The film centers on Sam (Hamilton Morris), who commits a murder in an act of self-defense. Knowing he won’t have a fair shot in court, he goes on the run. The key detail here is that Sam is an indigenous farmer; his chances in court have less to do with his story than with the color of his skin, and even when, at the end of the film (spoiler alert), Sam is miraculously acquitted, the politics of the time period don’t allow for a happy ending.

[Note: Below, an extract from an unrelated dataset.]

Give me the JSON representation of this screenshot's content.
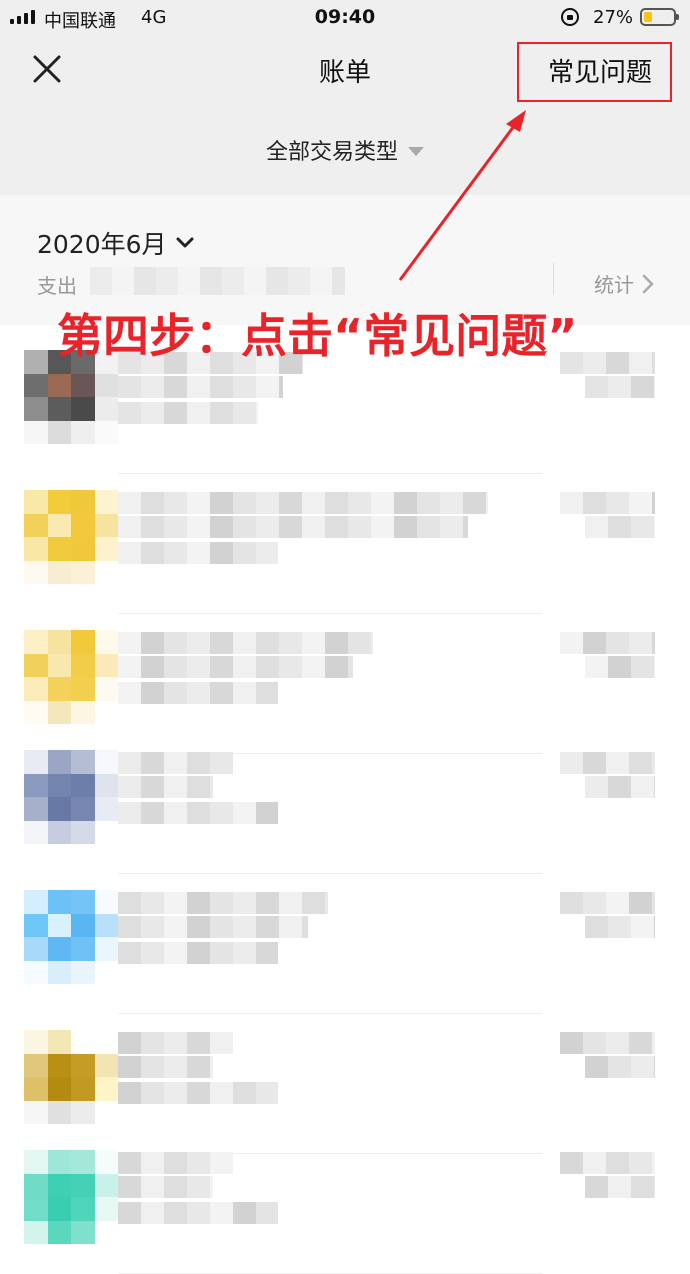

Neill plays the one white character sympathetic to the farmer’s cause, but even he isn’t free from blame for the unfolding events. As a preacher, he’s just as much a part of the effects of colonization as the rest of the people around him, and his mission to spread Christianity isn’t necessarily a helpful one. The film’s refusal to absolve anyone of blame is rare — after all, the term “white savior complex” exists for good reason.

Goldstone, another Australian Western, which was released in Australia in 2016 and stateside in 2018, manages a similar kind of balancing act. The film, directed by Ivan Sen, begins with a missing person investigation before unfolding into a tale about land. It is startlingly direct in its inspection of the long-term (and ongoing) displacement of Australia’s indigenous people as well as persisting issues with race. It, of course, helps the movie’s message that the story’s hero, Jay (Aaron Pedersen), is himself of indigenous descent. By virtue of that fact alone, he’s already seen as an outsider, and because he’s looking for a missing Chinese girl (a sex worker, at that), the town wants him gone.

The film also makes its connection to the past clear as it opens with a set of photographs from the Australian gold rushes, which began in the middle of the 19th century and persisted until the beginning of the 20th, before plunging into the present. The faces of Australia’s indigenous people — as well as those of Chinese immigrants — flash by, reminding the audience of the country’s history with its indigenous people and the Chinese immigrants who came to the country as indentured or contract laborers and were subjected to anti-Chinese sentiment and the resulting violent riots.

Cargo, Sweet Country and Goldstone are remarkable for their frankness in addressing Australia’s history, as well as its present circumstances. Again, it’s a matter of defying expectations while honoring experiences. Zombie movies might not seem to lend themselves to a dissection of history, and Westerns can get away with pure gunslinging as opposed to serious introspection, but these three Australian films have all managed to use their respective genres to do something fresh: They look backward without feeling backward-looking.